Just out of interest, what metal are the castings? I guess they aren't white-metal as surely these would just melt as soon as the flame went anywhere near them. Yet the castings look very.....well....silvery! Can't think of a better way to describe them :confused:
Cracking work by the way - very rarely comment but have followed your work in awe for quite a while now.
 

Dikitriki

Flying Squad
Just out of interest, what metal are the castings? I guess they aren't white-metal as surely these would just melt as soon as the flame went anywhere near them.

John,

The slidebars/piston gland casting is nickel/silver.
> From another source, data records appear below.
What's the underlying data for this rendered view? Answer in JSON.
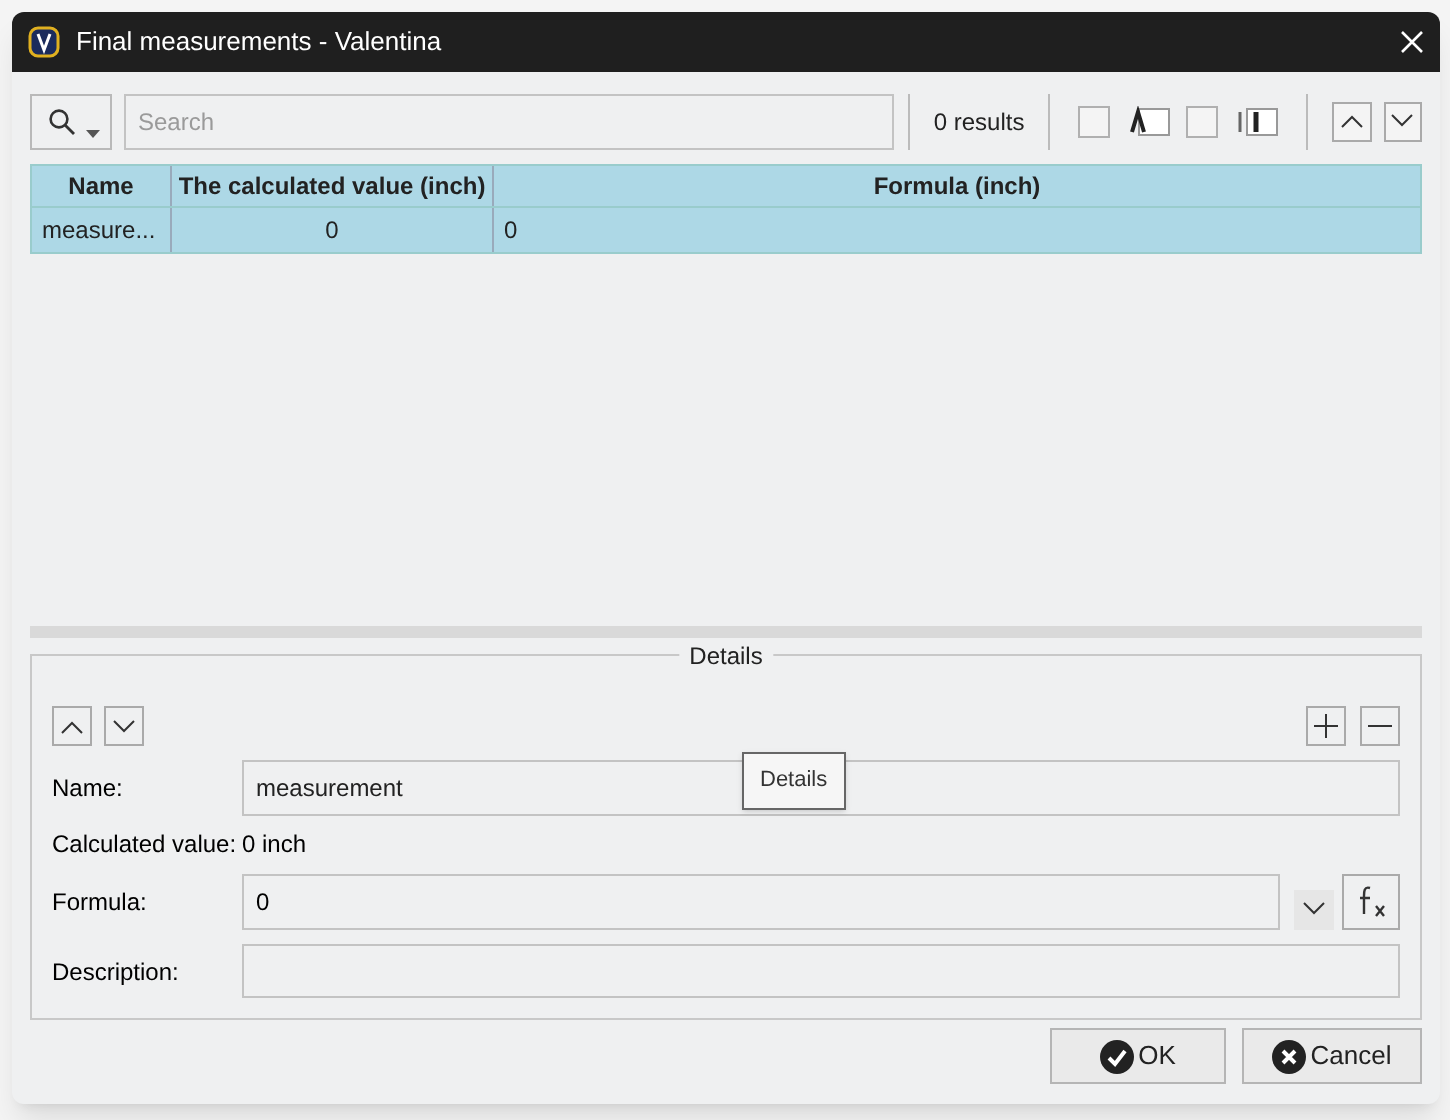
{
  "window": {
    "title": "Final measurements - Valentina"
  },
  "search": {
    "placeholder": "Search",
    "results": "0 results",
    "options": [
      {
        "kind": "match-case",
        "checked": false
      },
      {
        "kind": "whole-word",
        "checked": false
      }
    ]
  },
  "table": {
    "columns": [
      "Name",
      "The calculated value (inch)",
      "Formula (inch)"
    ],
    "rows": [
      {
        "cells": [
          "measure...",
          "0",
          "0"
        ],
        "selected": true
      }
    ]
  },
  "details": {
    "title": "Details",
    "name_label": "Name:",
    "name_value": "measurement",
    "calculated_label": "Calculated value:",
    "calculated_value": "0 inch",
    "formula_label": "Formula:",
    "formula_value": "0",
    "description_label": "Description:",
    "tooltip": "Details"
  },
  "buttons": [
    {
      "kind": "ok",
      "label": "OK"
    },
    {
      "kind": "cancel",
      "label": "Cancel"
    }
  ]
}
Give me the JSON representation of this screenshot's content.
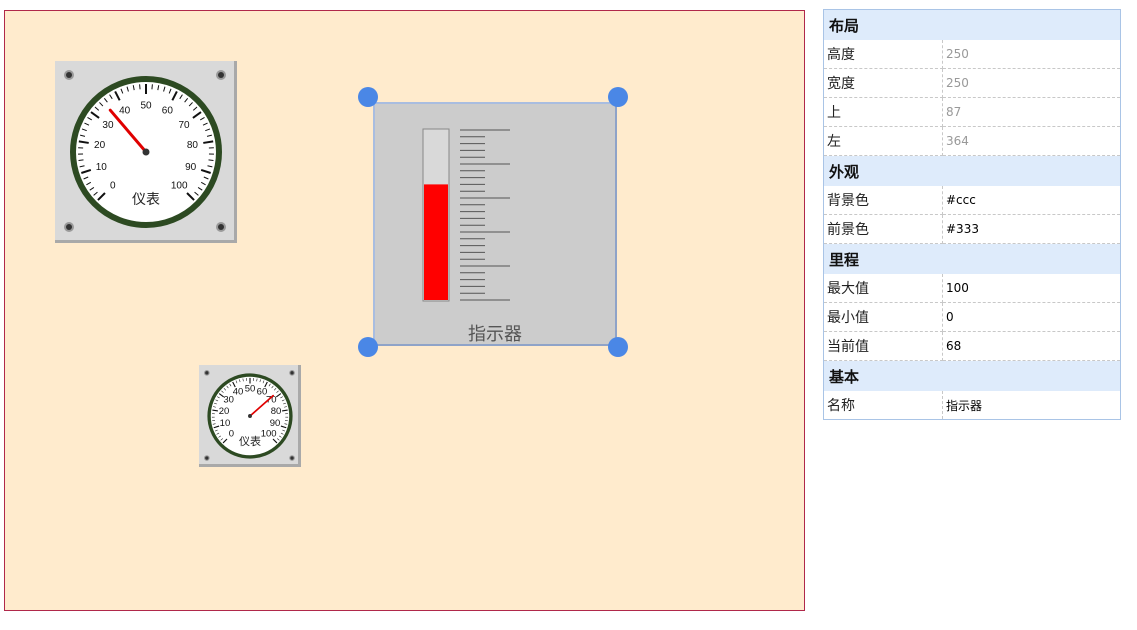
{
  "canvas": {
    "gauge_large": {
      "label": "仪表",
      "ticks": [
        "0",
        "10",
        "20",
        "30",
        "40",
        "50",
        "60",
        "70",
        "80",
        "90",
        "100"
      ],
      "value": 35,
      "min": 0,
      "max": 100
    },
    "gauge_small": {
      "label": "仪表",
      "ticks": [
        "0",
        "10",
        "20",
        "30",
        "40",
        "50",
        "60",
        "70",
        "80",
        "90",
        "100"
      ],
      "value": 68,
      "min": 0,
      "max": 100
    },
    "indicator": {
      "label": "指示器",
      "value": 68,
      "min": 0,
      "max": 100,
      "fill_color": "#ff0000"
    }
  },
  "colors": {
    "canvas_bg": "#ffebcd",
    "gauge_ring": "#2d4a22",
    "needle": "#e00000",
    "handle": "#4a87e6",
    "group_header": "#deebfb"
  },
  "properties": {
    "layout": {
      "header": "布局",
      "height_label": "高度",
      "height_value": "250",
      "width_label": "宽度",
      "width_value": "250",
      "top_label": "上",
      "top_value": "87",
      "left_label": "左",
      "left_value": "364"
    },
    "appearance": {
      "header": "外观",
      "bg_label": "背景色",
      "bg_value": "#ccc",
      "fg_label": "前景色",
      "fg_value": "#333"
    },
    "range": {
      "header": "里程",
      "max_label": "最大值",
      "max_value": "100",
      "min_label": "最小值",
      "min_value": "0",
      "cur_label": "当前值",
      "cur_value": "68"
    },
    "basic": {
      "header": "基本",
      "name_label": "名称",
      "name_value": "指示器"
    }
  }
}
As an aside, it is quite possible to solder white-metal castings with a microflame. For larger castings, you just need to keep the (low) flame moving, heat up the casting uniformly, and remove the heat the moment to solder wicks in to the joint. For smaller castings, flux, cut a sliver of low melt (or my preference 100 degree solder), place it on the join and heat up the brass adjacent to the casting, watching the solder sliver all the time.

Richard
 

Heather Kay

Western Thunderer
It's clear that the Slaters nuts and washers won't pass muster.

Laurie Griffin and CPL can provide cast crankpin nuts. They simulate the cotter pin nicely.

I have to say I have some of the Mundy crankpin nuts and to me they look nothing like any crankpin nut I’ve ever seen. I’m not sure what they’re supposed to represent.
 

P A D

Western Thunderer
Thanks Heather,
I'll bear that in mind.

Looked on the CPL website but can't find the crank pin nuts. If you have any, please could you post a picture. I'll check out LG's website as well.

Cheers,
Peter
 

P A D

Western Thunderer
LG's crank pin nuts look promising.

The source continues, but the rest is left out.